Different forms of planning
A student from one of the universities here, who says that she just enrolled recently with the school's Graduate School, queried "if there is a difference between a business plan, a marketing plan and a business feasibility study."
Admittedly, I'm not a student of business but my experience as a market and business researcher as well as my past engagements preparing these types of documents for a very long time, tell me they are most commonly (although sometimes may not be necessarily) pre-operating activities which a company has to go through before they get to the battlefield.
They are in most sense the things-to-do. A checklist of some sort in an attempt to make an objective view of the business' future and from there enable the entrepreneur to formulate a set of strategic directions for implementation. However, what sets them apart is the order by which they are to be carried out.
First of all, a "business feasibility" or commonly referred to as project feasibility or feasibility study is the first and the broadest of all pre-operating activities. It determines the "doability" of the contemplated business or project in relation to their market (size and demand), competition, geo/demo/psychographics, channels, management competence, operations, regulatory compliance, supply chain, revenue models and streams, and such other issues.
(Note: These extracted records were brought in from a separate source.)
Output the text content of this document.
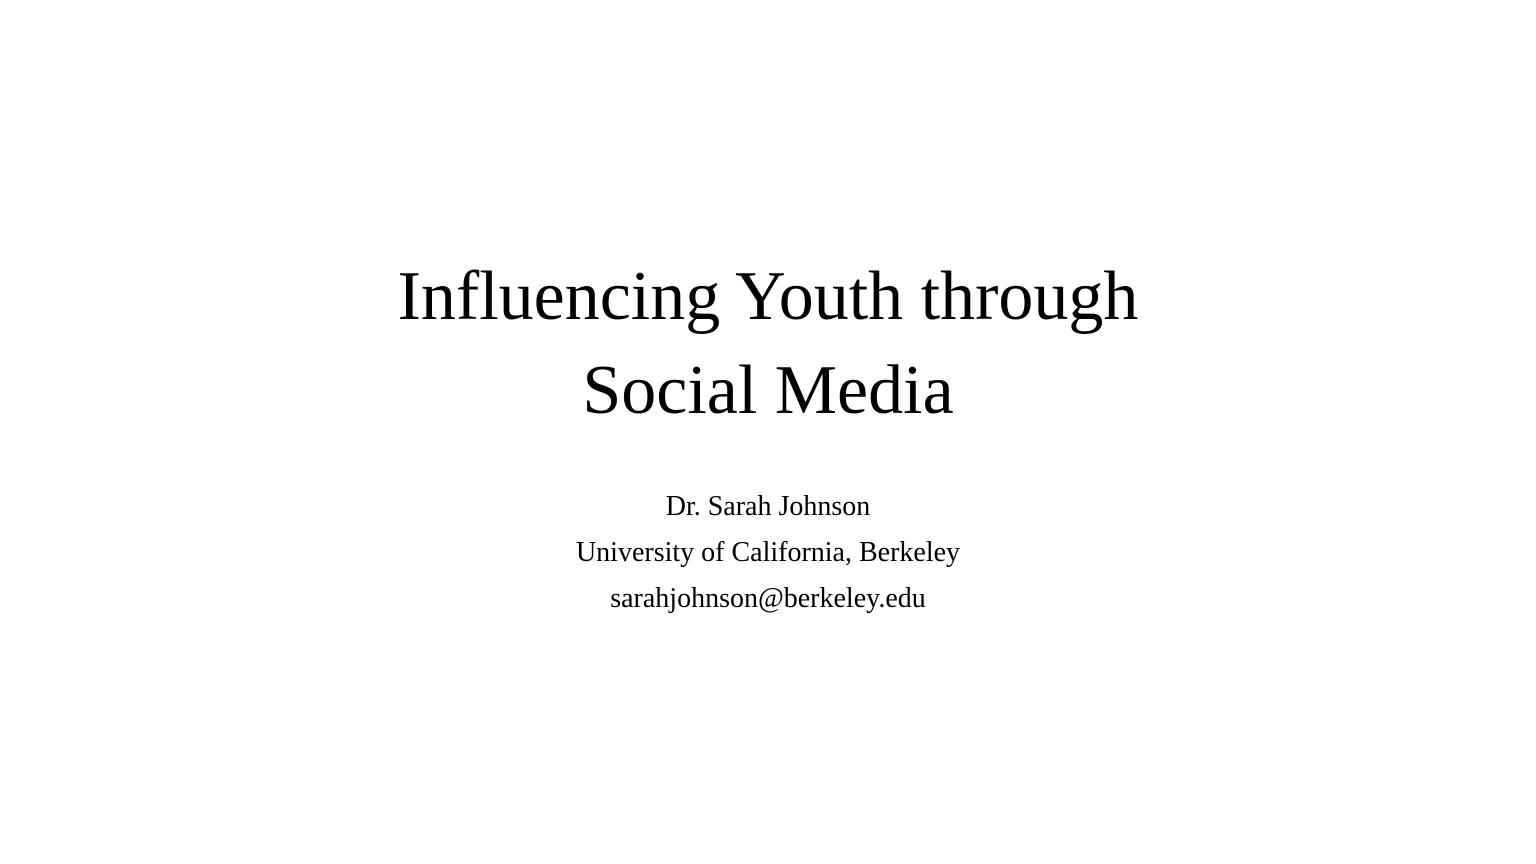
Influencing Youth through
Social Media
Dr. Sarah Johnson
University of California, Berkeley
sarahjohnson@berkeley.edu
When all these things are already factored in, a business plan usually comes out next.
It's not uncommon to find businesses without a feasibility study these days. The reason for this is that entrepreneurs already have some form of understanding of or experience in the industry while a far stronger reason is that it is said to be just an added tool for planning. Thus, a feasibility study is more of an option than a necessity.
As it is now, a business plan in many respects is perhaps the most important. to a business However, the preparation of a written business plan should not be the end-goal of the planning process. The realization of that plan is the ultimate goal.
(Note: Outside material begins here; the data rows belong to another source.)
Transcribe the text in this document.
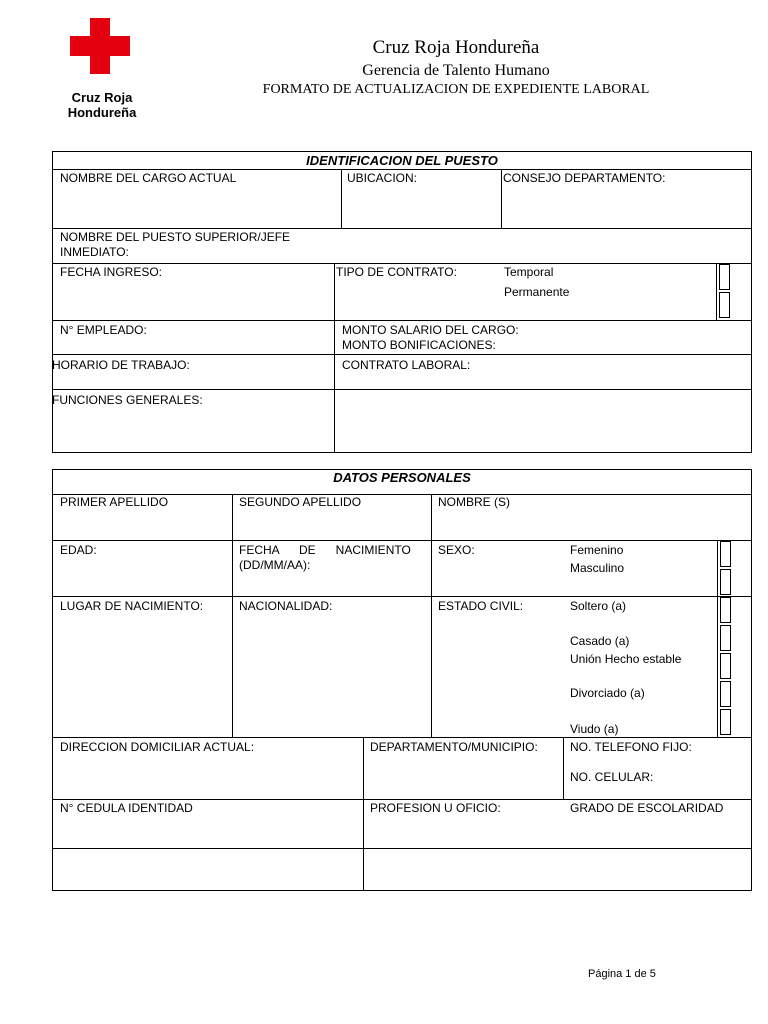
Cruz Roja
Hondureña
Cruz Roja Hondureña
Gerencia de Talento Humano
FORMATO DE ACTUALIZACION DE EXPEDIENTE LABORAL
IDENTIFICACION DEL PUESTO
NOMBRE DEL CARGO ACTUAL	UBICACION:	CONSEJO DEPARTAMENTO:
NOMBRE DEL PUESTO SUPERIOR/JEFE
INMEDIATO:
FECHA INGRESO:	TIPO DE CONTRATO:	Temporal
Permanente
N° EMPLEADO:	MONTO SALARIO DEL CARGO:
MONTO BONIFICACIONES:
HORARIO DE TRABAJO:	CONTRATO LABORAL:
FUNCIONES GENERALES:
DATOS PERSONALES
PRIMER APELLIDO	SEGUNDO APELLIDO	NOMBRE (S)
EDAD:	FECHA      DE      NACIMIENTO
(DD/MM/AA):
SEXO:	Femenino
Masculino
LUGAR DE NACIMIENTO:	NACIONALIDAD:	ESTADO CIVIL:	Soltero (a)
Casado (a)
Unión Hecho estable
Divorciado (a)
Viudo (a)
DIRECCION DOMICILIAR ACTUAL:	DEPARTAMENTO/MUNICIPIO:	NO. TELEFONO FIJO:
NO. CELULAR:
N° CEDULA IDENTIDAD	PROFESION U OFICIO:	GRADO DE ESCOLARIDAD
Página 1 de 5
The writing of the plan is an important intermediate stage. For an established business it demonstrates that careful consideration has been given to the business's development. For a start-up, it shows that the entrepreneur has done his or her homework.
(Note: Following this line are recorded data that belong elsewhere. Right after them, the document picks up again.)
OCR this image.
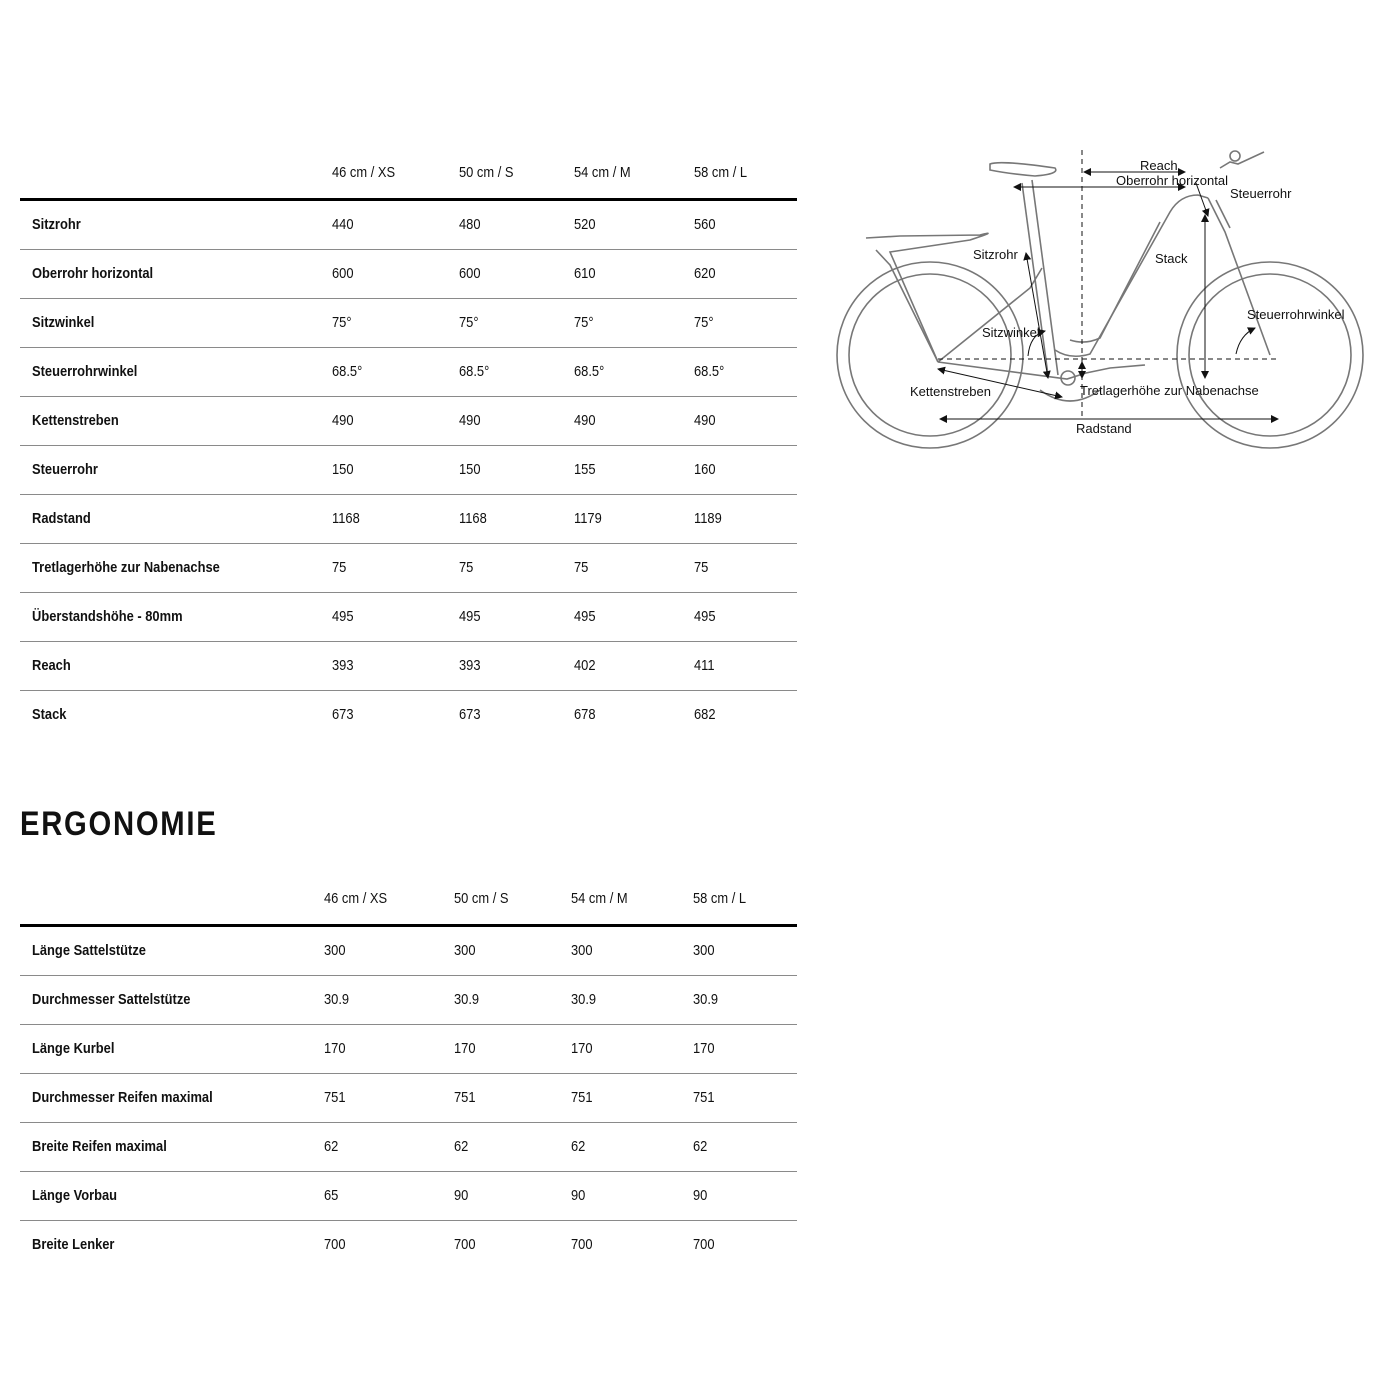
46 cm / XS	50 cm / S	54 cm / M	58 cm / L
Sitzrohr	440	480	520	560
Oberrohr horizontal	600	600	610	620
Sitzwinkel	75°	75°	75°	75°
Steuerrohrwinkel	68.5°	68.5°	68.5°	68.5°
Kettenstreben	490	490	490	490
Steuerrohr	150	150	155	160
Radstand	1168	1168	1179	1189
Tretlagerhöhe zur Nabenachse	75	75	75	75
Überstandshöhe - 80mm	495	495	495	495
Reach	393	393	402	411
Stack	673	673	678	682
ERGONOMIE
46 cm / XS	50 cm / S	54 cm / M	58 cm / L
Länge Sattelstütze	300	300	300	300
Durchmesser Sattelstütze	30.9	30.9	30.9	30.9
Länge Kurbel	170	170	170	170
Durchmesser Reifen maximal	751	751	751	751
Breite Reifen maximal	62	62	62	62
Länge Vorbau	65	90	90	90
Breite Lenker	700	700	700	700
Reach
Oberrohr horizontal
Steuerrohr
Sitzrohr	Stack
Sitzwinkel
Steuerrohrwinkel
Kettenstreben	Tretlagerhöhe zur Nabenachse
Radstand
A business plan helps management or an entrepreneur clarify his vision and mission as well as focus on one's business development and prospects. It provides a logical framework within which a business can develop or pursue strategies over the short term – say around three to five years. It also serves as a basis for discussion with third parties such as shareholders, agencies, banks, investors etc. And, it offers a benchmark against which actual performance can be measured and reviewed.
So where does the marketing plan come in? A marketing plan is usually written after the Business Plan and to a certain extent perhaps the most critical component in business planning. Tersely put it, a business plan provides the company's overall strategic direction while a marketing plan provides the timeline, activities and other sub-strategies related to market entry, promotion, presentation and definition of marketing messages and unique selling propositions.
Preparing a satisfactory plan is a painful but essential process. It (planning) forces everyone involved in the business to understand more clearly what they want to achieve, how and when they can do it. Even if no external support is needed, a plan can play a vital role in helping to avoid mistakes or recognize hidden opportunities.
The process of planning (thinking, discussing, researching and analyzing) therefore is just as, or even more, useful than the final plan. So, even if you don't need a formal plan, think carefully about going through the planning process. It could be enormously beneficial to your business.
Remember "failing to plan means planning to fail."